還是等這事過了,挑個林爸爸心情好的時候,央求他教她吧。
這天的晚飯眾人心事重重,除了阿鸞那個傻白甜以及一向胃口很好的龍崽崽以外,其他三人都沒有怎麼吃東西。
飯後,鳳璃給女兒洗澡洗頭,換了一身新衣服,哄著她早早地睡了。
夏雲煙也早早回了房,但她一點也睡不著。因為午夜十二點才是鬼魂強盛的時間,所以林爸爸引魂的時間定在了午夜十二點。她心裡惦記著這事,就毫無睡意。
“咚咚!”
門口傳來了敲門聲,夏雲煙疑惑地從**爬起來,下床去打開了門。
房門口站著一位長身玉立的男人,俊朗的五官上卻帶著一抹愁緒,他的視線落到她的臉上時,似是才回過神來。
“今天晚上的事太過凶險,切記,你不可靠近右邊那間空屋。”林沐風的臉上帶著前所未有的嚴肅,聲音裡染著濃濃地警告。
夏雲煙乖乖點頭:“林爸爸放心,我會呆在房間裡睡覺。”
雖說她想偷學引魂決,但也不是不知輕重。在引魂的時候林爸爸極消耗魂力,而招來的小鳳凰的魂更是脆弱,如果被驚擾,只怕他們兩人都會意識海崩潰。

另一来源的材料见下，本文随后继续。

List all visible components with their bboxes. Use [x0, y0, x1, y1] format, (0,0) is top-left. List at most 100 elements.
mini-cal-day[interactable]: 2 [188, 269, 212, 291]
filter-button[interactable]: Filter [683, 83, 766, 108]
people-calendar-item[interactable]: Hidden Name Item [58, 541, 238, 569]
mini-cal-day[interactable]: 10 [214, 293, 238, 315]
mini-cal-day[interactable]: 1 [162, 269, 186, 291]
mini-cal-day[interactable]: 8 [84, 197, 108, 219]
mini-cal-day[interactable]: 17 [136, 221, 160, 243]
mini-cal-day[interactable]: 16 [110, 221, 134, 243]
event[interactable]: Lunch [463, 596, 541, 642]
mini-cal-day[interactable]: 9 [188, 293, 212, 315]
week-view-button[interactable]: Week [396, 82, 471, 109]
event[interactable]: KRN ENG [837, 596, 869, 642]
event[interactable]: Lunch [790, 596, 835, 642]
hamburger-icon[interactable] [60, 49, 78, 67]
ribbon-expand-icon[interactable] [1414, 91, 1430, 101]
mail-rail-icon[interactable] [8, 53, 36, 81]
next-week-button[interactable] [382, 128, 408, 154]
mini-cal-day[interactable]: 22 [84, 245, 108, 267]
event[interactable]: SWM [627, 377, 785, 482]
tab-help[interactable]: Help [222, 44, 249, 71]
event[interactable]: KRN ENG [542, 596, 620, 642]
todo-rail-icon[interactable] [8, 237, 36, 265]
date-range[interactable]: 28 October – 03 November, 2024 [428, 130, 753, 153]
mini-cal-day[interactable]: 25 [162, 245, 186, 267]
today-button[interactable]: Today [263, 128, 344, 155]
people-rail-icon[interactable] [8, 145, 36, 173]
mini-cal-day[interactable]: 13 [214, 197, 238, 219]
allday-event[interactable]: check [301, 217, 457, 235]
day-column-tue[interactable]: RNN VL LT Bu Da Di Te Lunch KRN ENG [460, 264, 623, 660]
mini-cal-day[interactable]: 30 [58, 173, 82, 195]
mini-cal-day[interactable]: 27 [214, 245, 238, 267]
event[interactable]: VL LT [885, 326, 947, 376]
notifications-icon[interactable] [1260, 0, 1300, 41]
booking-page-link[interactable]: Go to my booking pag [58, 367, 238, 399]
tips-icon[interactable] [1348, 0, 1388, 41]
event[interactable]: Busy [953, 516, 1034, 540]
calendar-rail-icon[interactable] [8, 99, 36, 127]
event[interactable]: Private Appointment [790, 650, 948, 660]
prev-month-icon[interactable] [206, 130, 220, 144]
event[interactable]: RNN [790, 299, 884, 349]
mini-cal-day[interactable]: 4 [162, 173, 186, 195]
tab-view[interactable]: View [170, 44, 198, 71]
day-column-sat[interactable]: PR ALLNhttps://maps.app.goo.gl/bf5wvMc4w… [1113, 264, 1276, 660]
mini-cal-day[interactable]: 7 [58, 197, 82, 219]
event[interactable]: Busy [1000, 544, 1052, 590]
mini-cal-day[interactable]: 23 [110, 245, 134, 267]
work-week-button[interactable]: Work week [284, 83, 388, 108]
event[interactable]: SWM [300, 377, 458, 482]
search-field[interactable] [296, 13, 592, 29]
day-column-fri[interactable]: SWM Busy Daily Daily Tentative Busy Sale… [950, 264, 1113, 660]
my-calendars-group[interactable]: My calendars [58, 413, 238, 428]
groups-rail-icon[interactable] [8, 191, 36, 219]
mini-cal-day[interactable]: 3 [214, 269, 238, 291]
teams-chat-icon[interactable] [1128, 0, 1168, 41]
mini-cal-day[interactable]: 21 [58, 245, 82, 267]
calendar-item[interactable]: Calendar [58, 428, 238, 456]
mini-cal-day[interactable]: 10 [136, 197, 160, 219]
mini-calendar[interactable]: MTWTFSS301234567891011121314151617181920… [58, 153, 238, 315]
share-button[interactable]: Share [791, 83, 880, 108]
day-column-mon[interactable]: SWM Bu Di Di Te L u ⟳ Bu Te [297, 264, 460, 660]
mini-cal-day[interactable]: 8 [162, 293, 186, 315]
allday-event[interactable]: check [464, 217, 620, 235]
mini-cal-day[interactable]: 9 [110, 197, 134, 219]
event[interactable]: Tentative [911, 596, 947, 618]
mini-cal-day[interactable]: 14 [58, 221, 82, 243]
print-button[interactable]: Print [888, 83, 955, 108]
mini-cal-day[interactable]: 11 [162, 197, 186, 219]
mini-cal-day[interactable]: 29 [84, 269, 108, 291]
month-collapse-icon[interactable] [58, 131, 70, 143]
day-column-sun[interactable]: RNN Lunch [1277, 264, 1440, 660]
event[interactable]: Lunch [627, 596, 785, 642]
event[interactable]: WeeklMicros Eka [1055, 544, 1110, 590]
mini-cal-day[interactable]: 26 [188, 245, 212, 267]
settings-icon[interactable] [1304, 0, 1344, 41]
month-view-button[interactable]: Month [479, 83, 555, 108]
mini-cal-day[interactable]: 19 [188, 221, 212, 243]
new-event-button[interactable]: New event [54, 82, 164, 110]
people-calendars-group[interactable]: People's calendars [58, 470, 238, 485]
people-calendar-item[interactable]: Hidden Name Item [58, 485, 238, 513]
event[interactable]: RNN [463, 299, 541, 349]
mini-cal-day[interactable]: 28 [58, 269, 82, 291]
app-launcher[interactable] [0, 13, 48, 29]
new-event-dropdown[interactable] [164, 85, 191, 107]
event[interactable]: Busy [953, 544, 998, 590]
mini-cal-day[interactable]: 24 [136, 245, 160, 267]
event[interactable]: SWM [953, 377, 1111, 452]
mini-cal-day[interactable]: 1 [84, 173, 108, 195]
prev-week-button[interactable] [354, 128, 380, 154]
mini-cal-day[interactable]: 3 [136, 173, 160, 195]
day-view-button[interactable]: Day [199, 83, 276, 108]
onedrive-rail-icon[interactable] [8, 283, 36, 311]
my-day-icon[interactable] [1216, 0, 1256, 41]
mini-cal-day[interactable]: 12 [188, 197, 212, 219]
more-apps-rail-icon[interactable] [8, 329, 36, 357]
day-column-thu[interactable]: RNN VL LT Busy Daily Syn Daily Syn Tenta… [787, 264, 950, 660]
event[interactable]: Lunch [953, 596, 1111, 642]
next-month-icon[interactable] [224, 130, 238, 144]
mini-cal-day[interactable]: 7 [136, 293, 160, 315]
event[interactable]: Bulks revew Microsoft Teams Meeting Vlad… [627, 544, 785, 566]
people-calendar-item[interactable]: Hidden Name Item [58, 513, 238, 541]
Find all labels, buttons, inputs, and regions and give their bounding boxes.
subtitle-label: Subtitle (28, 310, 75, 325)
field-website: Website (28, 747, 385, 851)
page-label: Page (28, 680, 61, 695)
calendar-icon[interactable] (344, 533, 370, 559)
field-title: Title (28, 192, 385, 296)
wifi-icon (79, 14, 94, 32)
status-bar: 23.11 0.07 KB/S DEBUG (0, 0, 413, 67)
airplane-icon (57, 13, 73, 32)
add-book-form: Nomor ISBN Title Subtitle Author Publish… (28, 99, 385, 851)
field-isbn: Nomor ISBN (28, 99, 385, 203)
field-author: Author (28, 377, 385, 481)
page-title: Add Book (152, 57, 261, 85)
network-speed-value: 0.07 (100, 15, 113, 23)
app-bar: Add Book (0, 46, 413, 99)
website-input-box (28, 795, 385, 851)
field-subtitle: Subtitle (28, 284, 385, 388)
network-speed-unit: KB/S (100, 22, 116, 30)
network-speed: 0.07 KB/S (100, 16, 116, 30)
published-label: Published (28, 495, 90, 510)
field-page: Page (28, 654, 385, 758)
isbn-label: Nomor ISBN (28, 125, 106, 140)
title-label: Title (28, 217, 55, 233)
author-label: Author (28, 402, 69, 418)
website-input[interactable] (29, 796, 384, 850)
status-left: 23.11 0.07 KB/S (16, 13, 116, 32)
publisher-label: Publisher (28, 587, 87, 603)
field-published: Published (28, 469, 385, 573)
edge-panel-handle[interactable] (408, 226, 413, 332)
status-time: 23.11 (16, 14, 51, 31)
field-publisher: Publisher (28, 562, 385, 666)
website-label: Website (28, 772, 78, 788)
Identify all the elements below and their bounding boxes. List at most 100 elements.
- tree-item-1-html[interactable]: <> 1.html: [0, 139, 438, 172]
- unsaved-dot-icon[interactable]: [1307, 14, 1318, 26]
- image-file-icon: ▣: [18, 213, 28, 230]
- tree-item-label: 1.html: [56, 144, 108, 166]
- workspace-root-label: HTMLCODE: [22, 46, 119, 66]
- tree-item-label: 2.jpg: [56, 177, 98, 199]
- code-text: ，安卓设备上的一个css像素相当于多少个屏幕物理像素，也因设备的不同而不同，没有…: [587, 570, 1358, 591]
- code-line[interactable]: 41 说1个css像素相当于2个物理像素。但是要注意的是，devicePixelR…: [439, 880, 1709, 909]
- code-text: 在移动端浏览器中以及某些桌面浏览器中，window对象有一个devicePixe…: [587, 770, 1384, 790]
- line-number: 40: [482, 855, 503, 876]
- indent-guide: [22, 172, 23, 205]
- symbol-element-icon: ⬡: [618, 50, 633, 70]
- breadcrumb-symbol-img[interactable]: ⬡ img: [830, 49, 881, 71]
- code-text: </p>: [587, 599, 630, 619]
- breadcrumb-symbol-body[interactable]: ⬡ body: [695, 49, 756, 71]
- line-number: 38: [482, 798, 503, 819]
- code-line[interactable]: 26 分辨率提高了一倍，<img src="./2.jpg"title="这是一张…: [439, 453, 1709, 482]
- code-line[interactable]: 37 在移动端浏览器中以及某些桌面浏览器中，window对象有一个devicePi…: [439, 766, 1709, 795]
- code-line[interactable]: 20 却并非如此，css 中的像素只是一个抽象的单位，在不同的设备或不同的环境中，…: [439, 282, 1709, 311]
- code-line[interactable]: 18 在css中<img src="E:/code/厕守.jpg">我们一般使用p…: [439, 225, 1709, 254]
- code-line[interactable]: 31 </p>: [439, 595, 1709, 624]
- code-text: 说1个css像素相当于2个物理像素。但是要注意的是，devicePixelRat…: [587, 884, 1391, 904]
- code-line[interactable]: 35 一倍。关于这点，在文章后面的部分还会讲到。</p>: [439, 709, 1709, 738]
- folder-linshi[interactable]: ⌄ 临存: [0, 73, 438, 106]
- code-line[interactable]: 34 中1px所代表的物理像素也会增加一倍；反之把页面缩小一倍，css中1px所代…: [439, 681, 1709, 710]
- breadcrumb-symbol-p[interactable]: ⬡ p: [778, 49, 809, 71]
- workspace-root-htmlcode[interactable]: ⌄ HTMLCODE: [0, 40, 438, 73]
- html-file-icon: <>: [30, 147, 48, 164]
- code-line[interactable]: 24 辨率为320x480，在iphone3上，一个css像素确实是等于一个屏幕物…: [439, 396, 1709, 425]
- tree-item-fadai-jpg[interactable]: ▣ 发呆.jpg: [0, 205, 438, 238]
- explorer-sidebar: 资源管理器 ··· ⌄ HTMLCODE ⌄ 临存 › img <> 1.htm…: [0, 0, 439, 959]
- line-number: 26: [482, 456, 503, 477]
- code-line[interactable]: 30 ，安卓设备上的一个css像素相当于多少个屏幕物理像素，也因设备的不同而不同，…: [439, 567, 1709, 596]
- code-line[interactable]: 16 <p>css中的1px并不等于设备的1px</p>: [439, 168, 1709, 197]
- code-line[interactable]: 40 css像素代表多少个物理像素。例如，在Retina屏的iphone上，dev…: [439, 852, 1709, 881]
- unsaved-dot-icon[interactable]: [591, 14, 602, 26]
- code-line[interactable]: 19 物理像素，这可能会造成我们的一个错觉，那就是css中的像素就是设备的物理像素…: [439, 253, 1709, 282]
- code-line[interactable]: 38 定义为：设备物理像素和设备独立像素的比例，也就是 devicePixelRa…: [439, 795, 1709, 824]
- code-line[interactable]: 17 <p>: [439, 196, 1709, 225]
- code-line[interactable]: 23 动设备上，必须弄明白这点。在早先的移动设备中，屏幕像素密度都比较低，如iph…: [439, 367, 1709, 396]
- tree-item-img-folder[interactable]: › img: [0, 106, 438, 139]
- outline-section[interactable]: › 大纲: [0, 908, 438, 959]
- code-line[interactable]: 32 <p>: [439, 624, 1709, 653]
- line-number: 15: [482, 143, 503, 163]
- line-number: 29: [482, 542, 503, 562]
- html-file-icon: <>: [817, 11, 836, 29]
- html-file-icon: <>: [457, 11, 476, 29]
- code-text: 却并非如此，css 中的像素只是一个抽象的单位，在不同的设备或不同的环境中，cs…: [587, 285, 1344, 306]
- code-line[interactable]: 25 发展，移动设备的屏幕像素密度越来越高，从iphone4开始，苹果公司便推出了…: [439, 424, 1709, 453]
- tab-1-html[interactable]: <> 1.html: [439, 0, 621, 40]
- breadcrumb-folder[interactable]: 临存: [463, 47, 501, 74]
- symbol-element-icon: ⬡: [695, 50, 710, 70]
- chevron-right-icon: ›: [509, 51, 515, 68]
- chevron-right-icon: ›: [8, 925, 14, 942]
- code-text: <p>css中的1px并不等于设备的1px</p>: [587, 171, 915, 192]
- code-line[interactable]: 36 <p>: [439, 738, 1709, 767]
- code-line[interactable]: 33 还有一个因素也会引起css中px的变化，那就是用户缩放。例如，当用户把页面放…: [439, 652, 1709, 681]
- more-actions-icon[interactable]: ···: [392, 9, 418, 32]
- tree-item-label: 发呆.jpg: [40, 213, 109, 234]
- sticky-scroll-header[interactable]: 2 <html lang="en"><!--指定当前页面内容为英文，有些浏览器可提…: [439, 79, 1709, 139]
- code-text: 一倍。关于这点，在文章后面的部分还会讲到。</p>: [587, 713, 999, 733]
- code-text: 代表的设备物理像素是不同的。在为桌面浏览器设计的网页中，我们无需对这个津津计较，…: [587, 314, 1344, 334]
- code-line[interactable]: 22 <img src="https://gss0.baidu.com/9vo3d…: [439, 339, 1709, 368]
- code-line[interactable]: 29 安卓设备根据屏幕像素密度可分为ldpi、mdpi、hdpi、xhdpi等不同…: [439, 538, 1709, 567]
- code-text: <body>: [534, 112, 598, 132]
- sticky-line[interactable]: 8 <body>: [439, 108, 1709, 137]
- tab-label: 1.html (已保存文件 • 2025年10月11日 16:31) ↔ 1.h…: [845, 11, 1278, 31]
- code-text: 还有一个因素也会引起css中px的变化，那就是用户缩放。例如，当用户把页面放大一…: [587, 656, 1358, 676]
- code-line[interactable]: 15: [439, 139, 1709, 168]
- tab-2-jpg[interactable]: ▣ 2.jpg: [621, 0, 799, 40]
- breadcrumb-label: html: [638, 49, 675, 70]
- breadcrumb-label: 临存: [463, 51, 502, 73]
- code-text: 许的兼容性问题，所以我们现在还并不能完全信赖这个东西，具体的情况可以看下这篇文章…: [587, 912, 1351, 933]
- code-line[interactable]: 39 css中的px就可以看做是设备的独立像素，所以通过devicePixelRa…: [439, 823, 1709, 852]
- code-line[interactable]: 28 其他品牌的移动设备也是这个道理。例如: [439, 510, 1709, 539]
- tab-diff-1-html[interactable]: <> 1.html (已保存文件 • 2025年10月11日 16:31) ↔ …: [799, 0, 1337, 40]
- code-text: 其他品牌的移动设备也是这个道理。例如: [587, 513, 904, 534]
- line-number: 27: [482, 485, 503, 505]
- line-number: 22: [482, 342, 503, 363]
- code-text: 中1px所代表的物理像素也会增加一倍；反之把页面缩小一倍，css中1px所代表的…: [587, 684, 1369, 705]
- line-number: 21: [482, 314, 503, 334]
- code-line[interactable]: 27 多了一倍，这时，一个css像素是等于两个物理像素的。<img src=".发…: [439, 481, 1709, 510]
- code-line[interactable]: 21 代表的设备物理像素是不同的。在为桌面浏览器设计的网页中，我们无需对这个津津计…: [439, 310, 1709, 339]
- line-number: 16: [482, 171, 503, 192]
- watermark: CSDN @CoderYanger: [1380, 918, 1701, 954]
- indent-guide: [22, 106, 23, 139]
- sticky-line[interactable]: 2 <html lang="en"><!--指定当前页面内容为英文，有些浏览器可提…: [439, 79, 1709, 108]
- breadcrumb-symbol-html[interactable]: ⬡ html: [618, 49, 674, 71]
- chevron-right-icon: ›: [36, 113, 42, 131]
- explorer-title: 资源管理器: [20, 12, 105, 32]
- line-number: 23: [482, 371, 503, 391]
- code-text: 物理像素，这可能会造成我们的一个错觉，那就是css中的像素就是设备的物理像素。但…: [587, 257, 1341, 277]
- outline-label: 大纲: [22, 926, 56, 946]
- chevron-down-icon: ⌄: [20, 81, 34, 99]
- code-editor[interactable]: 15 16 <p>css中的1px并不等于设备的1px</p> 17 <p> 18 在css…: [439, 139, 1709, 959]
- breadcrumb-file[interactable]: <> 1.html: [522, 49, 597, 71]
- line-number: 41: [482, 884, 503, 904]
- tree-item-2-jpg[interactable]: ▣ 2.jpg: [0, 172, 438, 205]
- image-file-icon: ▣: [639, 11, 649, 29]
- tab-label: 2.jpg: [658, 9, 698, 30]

“真乖!”林沐風聞言,臉色終於緩和了一些,抬手在少女的後脖子處輕拍了一下。
夏雲煙只覺得眼前一黑,身體軟軟地倒了下去,暈過去的時候她被人給接住了,隱約還聽到了林爸爸嘆息了一句:“你總是嘴上表現得很乖,可是私下裡卻皮上天,別以為我不知道你最近趴在窗邊偷看的事兒……”
夏雲煙:“……”
說好的人與人之間的信任呢?林爸爸他居然暗算她,他的良心不會痛嗎?
“放開她!”
龍崽崽突然衝了過來,把夏雲煙從男人懷裡搶了過來,看到她暈過去的小臉,怒氣衝衝地質問:“你對她做了什麼?”
林沐風被吼得有點尷尬,沉聲道:“怕她亂跑,我只是點了她的暈睡穴,讓她乖乖睡一晚罷了。”
“不用你操心,今晚我會看著她。”龍崽崽把少女打橫抱起,走進屋後,砰得一聲踢上了門。
林沐風張了張嘴,如果是平時,這臭小子大半夜不要臉蹭進煙煙房間裡他早就呵斥了,可是今日他心中壓了件大事,又想到那小子還沒有成年,最終轉身離開。
房間裡,龍崽崽把夏雲煙輕輕放在**,然後扯過一旁的薄被子,蓋在了她身上。
凝視著她睡得恬靜安然的臉,他遲疑了一下,還是伸著肉乎乎的手輕輕地碰了碰她的臉。
指尖剛一觸碰到,他像是受到了什麼驚嚇一樣,快速地縮了回來,一張小麥色的臉卻染上了淡淡的薄紅。